MITSOTAKIS: When Iran Was Our Ally

   DailyWire.com

In 1980, former president Richard Nixon wrote a book titled The Real War detailing how the United States was losing ground to the Soviet Union on the world stage. One of his central concerns was the effects of the then recent fall of the Shah of Iran.

Though Leftists (and Ron Paul-types) would never admit it, there was a significant threat of Soviet expansion into Iran and toward the Persian Gulf in the post-war period, which was thwarted only thanks to the Shah. Nixon witnesses this as vice-president in the 1950s, and by the time he became president the shah’s value as an ally to the United States had been cemented.

Nixon gave a short recounting of the benefits of our alliance with the Shah that he witnessed during his term:

After the British withdrew in 1971 Iran had taken their place as the military power that guaranteed stability in the Gulf. On the eve of the British withdrawal Iranian forces occupied the strategically located islands of Abu Musa and Tumbs overlooking the Straits of Hormuz. In 1973 the Shah sent Iranian troops to Oman’s Dhofar Province, where Marxist guerrillas supplied by neighboring South Yemen were threatening the Sultan of Oman’s regime. The Shah ordered work begun on a naval base at Chah Bahar in Iranian Baluchistan to guard the entrance to the Straits of Hormuz.

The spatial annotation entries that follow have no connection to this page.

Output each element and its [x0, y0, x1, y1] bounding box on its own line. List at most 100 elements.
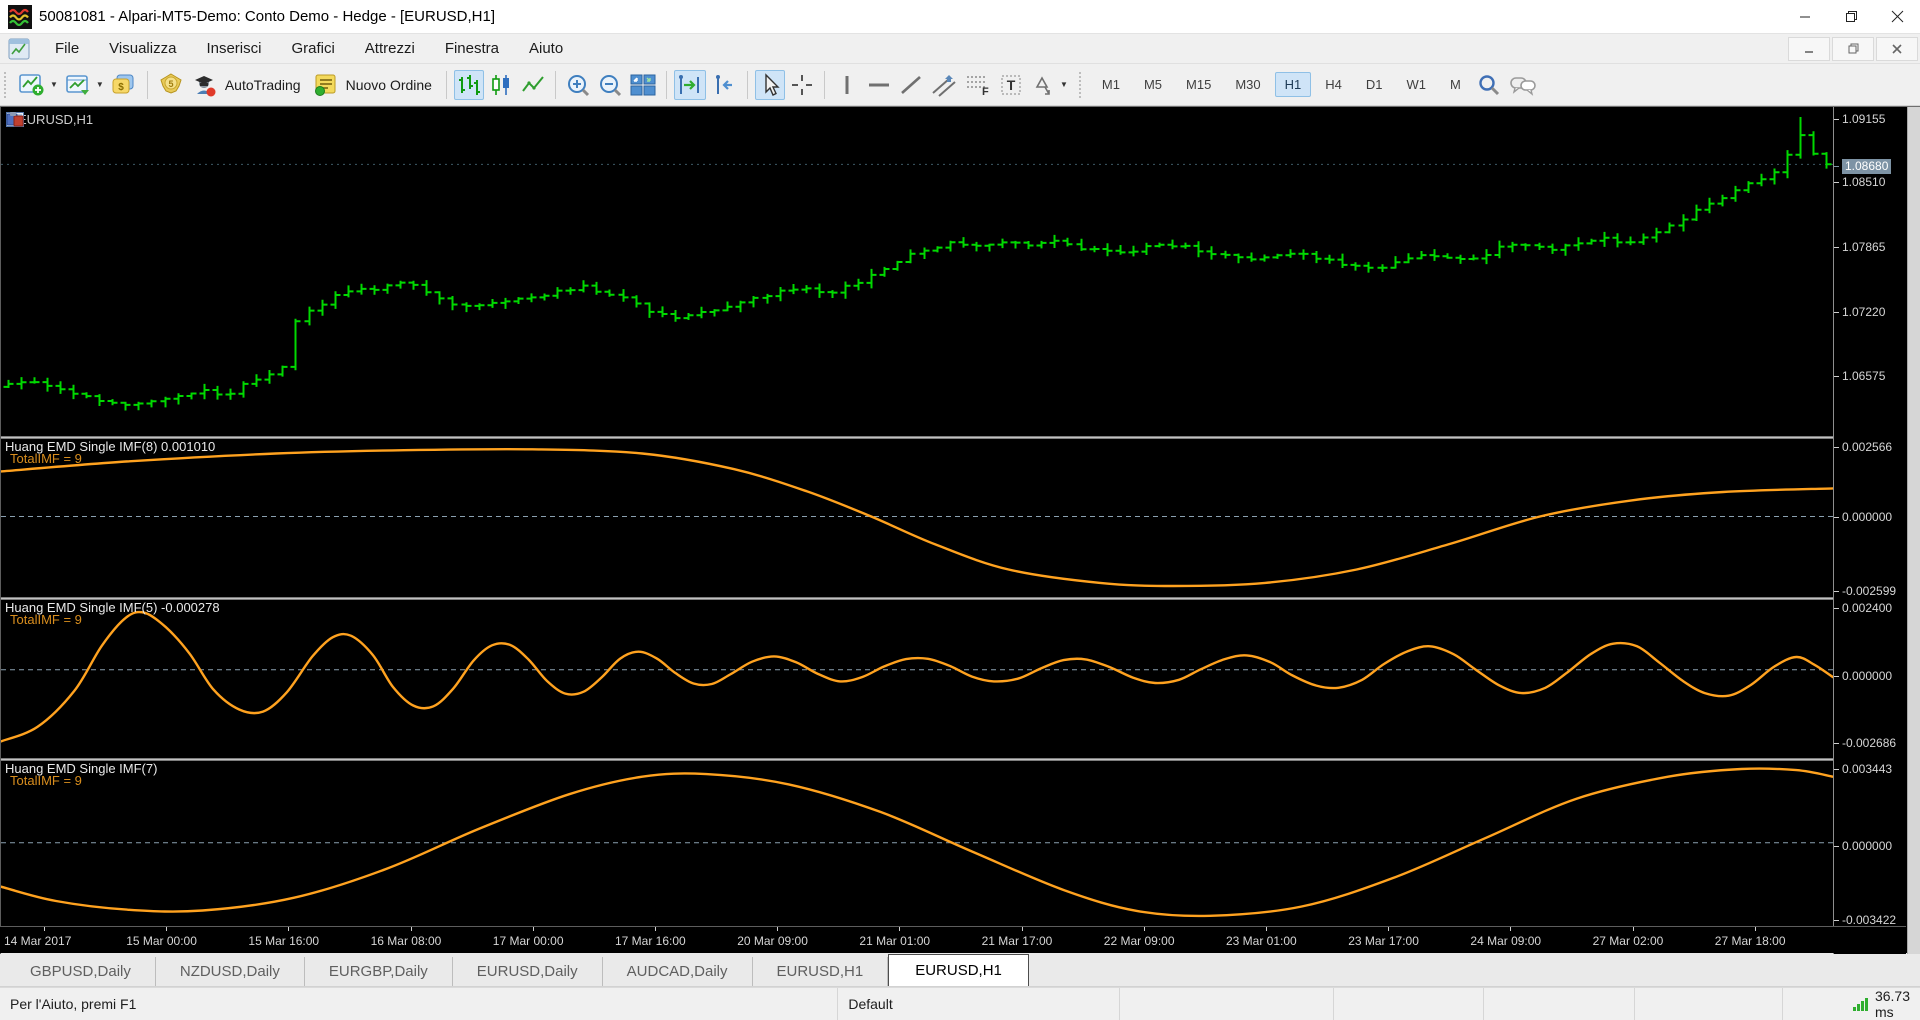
- indicator-pane-imf7[interactable]: Huang EMD Single IMF(7) TotalIMF = 9: [1, 761, 1833, 922]
- menu-finestra[interactable]: Finestra: [430, 34, 514, 64]
- child-minimize-icon: [1804, 44, 1814, 54]
- menu-attrezzi[interactable]: Attrezzi: [350, 34, 430, 64]
- price-tick-dash: [1834, 846, 1839, 847]
- chat-button[interactable]: [1506, 70, 1540, 100]
- market-watch-button[interactable]: $: [108, 70, 140, 100]
- algo-trading-button[interactable]: 5: [155, 70, 187, 100]
- child-close-button[interactable]: [1876, 37, 1918, 61]
- indicator-pane-imf8[interactable]: Huang EMD Single IMF(8) 0.001010 TotalIM…: [1, 439, 1833, 597]
- timeframe-w1[interactable]: W1: [1397, 72, 1437, 97]
- horizontal-line-tool-button[interactable]: [864, 70, 894, 100]
- price-tick: 0.003443: [1834, 762, 1892, 776]
- fibonacci-tool-button[interactable]: F: [962, 70, 994, 100]
- shapes-tool-button[interactable]: [1028, 70, 1058, 100]
- time-axis-label: 23 Mar 17:00: [1348, 934, 1419, 948]
- menu-grafici[interactable]: Grafici: [276, 34, 349, 64]
- chart-tab-0[interactable]: GBPUSD,Daily: [6, 957, 156, 986]
- chart-tab-1[interactable]: NZDUSD,Daily: [156, 957, 305, 986]
- price-tick: 0.002400: [1834, 601, 1892, 615]
- imf7-canvas[interactable]: [1, 761, 1833, 922]
- chart-tab-3[interactable]: EURUSD,Daily: [453, 957, 603, 986]
- chart-tab-4[interactable]: AUDCAD,Daily: [603, 957, 753, 986]
- new-chart-button[interactable]: [16, 70, 48, 100]
- autotrading-label[interactable]: AutoTrading: [225, 77, 301, 93]
- toolbar: ▼ ▼ $ 5: [0, 64, 1920, 106]
- menu-items: FileVisualizzaInserisciGraficiAttrezziFi…: [40, 34, 578, 64]
- timeframe-grip[interactable]: [1079, 72, 1085, 98]
- auto-scroll-button[interactable]: [674, 70, 706, 100]
- status-profile[interactable]: Default: [838, 988, 1120, 1020]
- chart-tab-5[interactable]: EURUSD,H1: [753, 957, 889, 986]
- profiles-button[interactable]: [62, 70, 94, 100]
- timeframe-m5[interactable]: M5: [1134, 72, 1172, 97]
- time-axis-tick: [533, 927, 534, 931]
- fibonacci-letter: F: [982, 86, 989, 97]
- chart-tab-6[interactable]: EURUSD,H1: [888, 954, 1029, 986]
- timeframe-row: M1M5M15M30H1H4D1W1M: [1090, 72, 1473, 97]
- search-icon: [1477, 73, 1501, 97]
- timeframe-m1[interactable]: M1: [1092, 72, 1130, 97]
- chart-tab-2[interactable]: EURGBP,Daily: [305, 957, 453, 986]
- close-button[interactable]: [1874, 0, 1920, 33]
- time-axis-label: 27 Mar 02:00: [1593, 934, 1664, 948]
- menu-visualizza[interactable]: Visualizza: [94, 34, 191, 64]
- timeframe-m30[interactable]: M30: [1225, 72, 1270, 97]
- price-axis[interactable]: 1.091551.085101.078651.072201.065751.086…: [1833, 107, 1906, 954]
- tile-windows-button[interactable]: [627, 70, 659, 100]
- price-chart-canvas[interactable]: [1, 107, 1833, 436]
- trendline-tool-button[interactable]: [896, 70, 926, 100]
- crosshair-button[interactable]: [787, 70, 817, 100]
- timeframe-h1[interactable]: H1: [1275, 72, 1312, 97]
- indicator-pane-imf5[interactable]: Huang EMD Single IMF(5) -0.000278 TotalI…: [1, 600, 1833, 758]
- shapes-tool-dropdown[interactable]: ▼: [1060, 80, 1068, 89]
- timeframe-h4[interactable]: H4: [1315, 72, 1352, 97]
- time-axis-tick: [1755, 927, 1756, 931]
- child-minimize-button[interactable]: [1788, 37, 1830, 61]
- indicator-label-block: Huang EMD Single IMF(8) 0.001010 TotalIM…: [5, 440, 215, 465]
- status-connection[interactable]: 36.73 ms: [1783, 988, 1920, 1020]
- line-chart-mode-button[interactable]: [518, 70, 548, 100]
- imf5-canvas[interactable]: [1, 600, 1833, 758]
- imf8-canvas[interactable]: [1, 439, 1833, 597]
- status-ping-text: 36.73 ms: [1875, 988, 1910, 1020]
- price-tick-dash: [1834, 676, 1839, 677]
- time-axis[interactable]: 14 Mar 201715 Mar 00:0015 Mar 16:0016 Ma…: [0, 926, 1906, 953]
- toolbar-grip[interactable]: [4, 72, 10, 98]
- price-tick-label: -0.003422: [1842, 913, 1896, 927]
- time-axis-label: 20 Mar 09:00: [737, 934, 808, 948]
- bar-chart-mode-button[interactable]: [454, 70, 484, 100]
- new-order-label[interactable]: Nuovo Ordine: [346, 77, 432, 93]
- minimize-button[interactable]: [1782, 0, 1828, 33]
- signal-bars-icon: [1853, 997, 1869, 1011]
- zoom-in-button[interactable]: [563, 70, 593, 100]
- child-restore-button[interactable]: [1832, 37, 1874, 61]
- restore-button[interactable]: [1828, 0, 1874, 33]
- profiles-dropdown[interactable]: ▼: [96, 80, 104, 89]
- text-tool-button[interactable]: T: [996, 70, 1026, 100]
- new-chart-dropdown[interactable]: ▼: [50, 80, 58, 89]
- chart-shift-button[interactable]: [708, 70, 740, 100]
- timeframe-m[interactable]: M: [1440, 72, 1471, 97]
- equidistant-channel-tool-button[interactable]: [928, 70, 960, 100]
- price-tick-label: 1.07865: [1842, 240, 1885, 254]
- chart-panes: EURUSD,H1 Huang EMD Single IMF(8) 0.0010…: [0, 107, 1833, 954]
- timeframe-m15[interactable]: M15: [1176, 72, 1221, 97]
- price-tick-label: -0.002686: [1842, 736, 1896, 750]
- menu-file[interactable]: File: [40, 34, 94, 64]
- auto-scroll-icon: [677, 73, 703, 97]
- time-axis-tick: [1144, 927, 1145, 931]
- one-click-trading-icon[interactable]: [6, 112, 24, 127]
- menu-inserisci[interactable]: Inserisci: [191, 34, 276, 64]
- fibonacci-icon: F: [965, 73, 991, 97]
- search-button[interactable]: [1474, 70, 1504, 100]
- crosshair-icon: [790, 73, 814, 97]
- zoom-out-button[interactable]: [595, 70, 625, 100]
- autotrading-button[interactable]: [189, 70, 221, 100]
- main-price-pane[interactable]: EURUSD,H1: [1, 107, 1833, 436]
- cursor-button[interactable]: [755, 70, 785, 100]
- new-order-button[interactable]: [310, 70, 342, 100]
- timeframe-d1[interactable]: D1: [1356, 72, 1393, 97]
- vertical-line-tool-button[interactable]: [832, 70, 862, 100]
- menu-aiuto[interactable]: Aiuto: [514, 34, 578, 64]
- candle-chart-mode-button[interactable]: [486, 70, 516, 100]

In addition to refusing to participate in the Arab oil embargo of 1967 and of 1973, the Shah had continued to recognize Israel, provided oil for our Mediterranean Fleet, and kept Iraq from playing any significant role in the Yom Kippur War by moving troops to the Iran-Iraq border and by giving covert support to rebellious Kurdish forces, thus tying down the Iraqi Army. During that war his was the only country in the area to prohibit Soviet overflights; he also rushed oil to an American carrier force in the Indian Ocean to keep it in operation. When our allies were asked to send arms to South Vietnam before the Paris accords forbade it, the Shah stripped himself of F-5’s to accommodate us.

With the fall of the Shah, all of those advantages were reversed. Additionally, 1980 was still too early for many to predict the catastrophe that the reemergence of militant Islam would have in the decades to come, so we in hindsight see what Nixon could not.

It was a disaster that could have been avoided if we would have stood strong with our ally. It is a lesson we should not soon forget.